We woke to find ourselves in Arcady. The smiling sunshine called me early out of bed. Below my windows came the music of passing herds and flocks—the lowing of kine and the tinkling of their bells, the clipping hoofs of mules and asses, the pattering feet of sheep, like summer rainfall on the broad-leaved trees. And, strangest sound of all, the clear high song of larks, so rarely heard in Italy, where the native, as in Dante's age, still 'throws away his days in idle chase of the diminutive birds.'[27]

There were two windows in my room. The one to which the dulcet singing of the larks called my attention looked from the wall of Narni's precipice into the deep valley of the Nera, a magnificent and awe-inspiring view, for the Angelo is perched upon a crest of beetling rocks with a sheer drop of a hundred feet towards the river. But from the other I looked on one of the loveliest pastoral pageants I have ever seen in Umbria. For down the old Flaminian Way which Popes and Emperors, and Caesar with an army, trod, and up a winding pathway such as Gentile da Fabriano loved to paint, which led from the valley to the hill of Narni and joined the main road at our very door, came neat-herds driving before them snow-white oxen, and peasant women with brightly flowered kerchiefs riding a-pillion on mules and asses, or walking behind flocks of sheep with wide flat baskets of poultry and fruit and vegetables on their heads. Barefoot children helped to guide the calves; and here a shaggy farmer rode up the hill a-horseback in sheepskin trousers, with a wallet and flask of wine slung across his mediaeval wooden saddle; and there some happy youths led in their heifers with scarlet fillets hanging on their brows.

They might have been processions of the Magi bringing their gifts to the Infant Christ in the dawn of the Nativity. Or, better still, these joyful husbandmen and shepherds bringing the first-fruits of their harvest into this little hill-town for the ox-fair of St. Michael, might have been the votaries of Apollo coming to celebrate the Pyanepsia with offerings and invocations.

We dressed in haste and hurried to join them as they flowed along the streets and out through Narni's mediaeval gate to their Forum Boarium beyond the city walls. And it was Arcady we found below the silver olives. For the road looped a natural theatre, such as the Greeks loved to terrace and face with marble, where the citizens might sit gazing over the glittering stage, on which Gods and Heroes spoke the dialogues of Aeschylus and Sophocles, at one of Nature's masterpieces—Etna, rising above the Strait of Messina, or the isle-girt sea of Salamis.
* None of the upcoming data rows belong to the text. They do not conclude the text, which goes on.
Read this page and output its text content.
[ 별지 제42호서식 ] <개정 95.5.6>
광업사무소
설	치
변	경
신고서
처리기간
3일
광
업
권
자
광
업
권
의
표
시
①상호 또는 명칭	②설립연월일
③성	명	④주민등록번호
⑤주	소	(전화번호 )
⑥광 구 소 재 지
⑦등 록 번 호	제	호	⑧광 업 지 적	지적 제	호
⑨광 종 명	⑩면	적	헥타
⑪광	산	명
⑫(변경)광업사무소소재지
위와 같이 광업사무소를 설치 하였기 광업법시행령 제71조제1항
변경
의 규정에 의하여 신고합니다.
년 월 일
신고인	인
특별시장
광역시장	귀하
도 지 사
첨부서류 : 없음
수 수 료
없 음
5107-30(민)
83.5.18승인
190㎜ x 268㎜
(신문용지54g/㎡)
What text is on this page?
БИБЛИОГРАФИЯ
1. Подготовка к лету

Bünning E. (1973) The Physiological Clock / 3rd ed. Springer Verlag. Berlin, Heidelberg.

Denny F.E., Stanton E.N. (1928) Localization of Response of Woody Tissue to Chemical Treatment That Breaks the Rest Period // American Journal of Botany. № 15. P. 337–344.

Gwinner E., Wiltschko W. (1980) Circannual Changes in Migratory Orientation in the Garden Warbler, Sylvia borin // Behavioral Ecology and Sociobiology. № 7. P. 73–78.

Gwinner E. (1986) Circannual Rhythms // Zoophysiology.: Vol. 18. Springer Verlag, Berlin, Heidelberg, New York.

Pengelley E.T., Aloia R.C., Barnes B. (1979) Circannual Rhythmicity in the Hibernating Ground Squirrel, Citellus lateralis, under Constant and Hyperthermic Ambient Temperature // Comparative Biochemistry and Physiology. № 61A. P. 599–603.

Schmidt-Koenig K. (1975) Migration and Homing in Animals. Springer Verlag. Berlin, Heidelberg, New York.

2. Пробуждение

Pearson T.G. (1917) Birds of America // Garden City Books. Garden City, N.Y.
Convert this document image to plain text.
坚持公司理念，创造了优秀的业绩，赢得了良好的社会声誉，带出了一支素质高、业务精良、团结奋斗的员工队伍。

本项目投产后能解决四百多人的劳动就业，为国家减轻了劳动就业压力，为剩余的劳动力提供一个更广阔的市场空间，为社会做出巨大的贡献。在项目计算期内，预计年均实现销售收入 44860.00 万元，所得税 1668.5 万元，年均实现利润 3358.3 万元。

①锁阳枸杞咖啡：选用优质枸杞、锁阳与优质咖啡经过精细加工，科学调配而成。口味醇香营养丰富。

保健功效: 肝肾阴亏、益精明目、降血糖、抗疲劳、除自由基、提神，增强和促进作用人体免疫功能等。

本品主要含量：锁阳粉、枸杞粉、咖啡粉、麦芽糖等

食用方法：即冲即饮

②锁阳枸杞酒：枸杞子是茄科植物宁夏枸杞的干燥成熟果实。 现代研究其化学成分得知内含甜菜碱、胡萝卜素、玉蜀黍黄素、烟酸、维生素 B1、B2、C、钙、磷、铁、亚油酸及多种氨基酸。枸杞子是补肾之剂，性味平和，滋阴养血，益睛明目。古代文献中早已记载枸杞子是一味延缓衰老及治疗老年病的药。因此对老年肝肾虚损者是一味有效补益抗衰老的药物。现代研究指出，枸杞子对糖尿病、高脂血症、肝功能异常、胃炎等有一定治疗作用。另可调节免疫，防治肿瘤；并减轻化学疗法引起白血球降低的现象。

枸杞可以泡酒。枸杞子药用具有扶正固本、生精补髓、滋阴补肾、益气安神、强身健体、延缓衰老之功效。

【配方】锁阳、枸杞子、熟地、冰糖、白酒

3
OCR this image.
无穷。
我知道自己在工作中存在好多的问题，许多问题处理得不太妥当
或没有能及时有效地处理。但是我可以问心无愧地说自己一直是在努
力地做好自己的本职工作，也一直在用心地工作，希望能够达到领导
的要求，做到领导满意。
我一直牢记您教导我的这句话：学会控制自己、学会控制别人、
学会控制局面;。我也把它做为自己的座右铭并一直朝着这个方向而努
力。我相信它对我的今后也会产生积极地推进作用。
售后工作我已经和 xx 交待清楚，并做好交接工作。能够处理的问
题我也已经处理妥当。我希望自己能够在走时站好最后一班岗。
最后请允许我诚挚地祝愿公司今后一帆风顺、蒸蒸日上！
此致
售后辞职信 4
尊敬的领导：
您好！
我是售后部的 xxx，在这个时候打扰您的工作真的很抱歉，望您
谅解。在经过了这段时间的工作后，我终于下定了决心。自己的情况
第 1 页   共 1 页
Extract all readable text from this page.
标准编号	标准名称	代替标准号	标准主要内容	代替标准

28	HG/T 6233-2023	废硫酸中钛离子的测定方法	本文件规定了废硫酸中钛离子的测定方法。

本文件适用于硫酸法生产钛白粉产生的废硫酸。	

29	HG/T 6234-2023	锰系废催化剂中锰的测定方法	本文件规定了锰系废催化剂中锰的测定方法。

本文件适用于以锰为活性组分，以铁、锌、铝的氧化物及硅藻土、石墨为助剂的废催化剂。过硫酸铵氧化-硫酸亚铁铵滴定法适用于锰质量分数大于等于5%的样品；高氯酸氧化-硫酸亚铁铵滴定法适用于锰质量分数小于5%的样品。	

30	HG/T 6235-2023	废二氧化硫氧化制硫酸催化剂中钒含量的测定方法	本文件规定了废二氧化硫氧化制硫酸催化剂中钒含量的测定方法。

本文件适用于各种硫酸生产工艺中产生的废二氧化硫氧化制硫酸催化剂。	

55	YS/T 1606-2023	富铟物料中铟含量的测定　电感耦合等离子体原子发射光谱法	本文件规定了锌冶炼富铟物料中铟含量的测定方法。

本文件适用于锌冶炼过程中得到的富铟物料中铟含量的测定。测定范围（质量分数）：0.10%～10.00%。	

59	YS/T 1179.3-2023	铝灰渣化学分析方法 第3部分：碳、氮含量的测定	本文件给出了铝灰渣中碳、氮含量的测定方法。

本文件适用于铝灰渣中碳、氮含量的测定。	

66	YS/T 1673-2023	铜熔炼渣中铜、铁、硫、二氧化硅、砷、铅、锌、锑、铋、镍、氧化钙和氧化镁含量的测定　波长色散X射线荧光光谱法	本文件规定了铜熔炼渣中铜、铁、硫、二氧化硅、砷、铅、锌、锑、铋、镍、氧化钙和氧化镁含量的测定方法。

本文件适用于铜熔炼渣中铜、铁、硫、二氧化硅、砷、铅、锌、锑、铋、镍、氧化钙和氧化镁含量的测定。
Here the olive-clad slopes were steep and the curves of the bay were bold, and the flat area which they enclosed was commanded on one side by the towering bastions of Narni and on the other by a great Dominican Convent with all its ancient splendour revived by the Royal House of France. And here we looked across a market in the hollow of the theatre, where thousands of white oxen, their foreheads bound with Roman fillets, scarlet and blue, stood below the twisted olives in a mist of slanting sunlight, which threw a tracery of blue-veined shadows on their snowy flanks. Beyond them in the open champaign we could see the towered bridge over the Nera, and the green pasture land characteristic of lower Umbria which makes it so different to the vine-engarlanded plains of the Valley of Spoleto.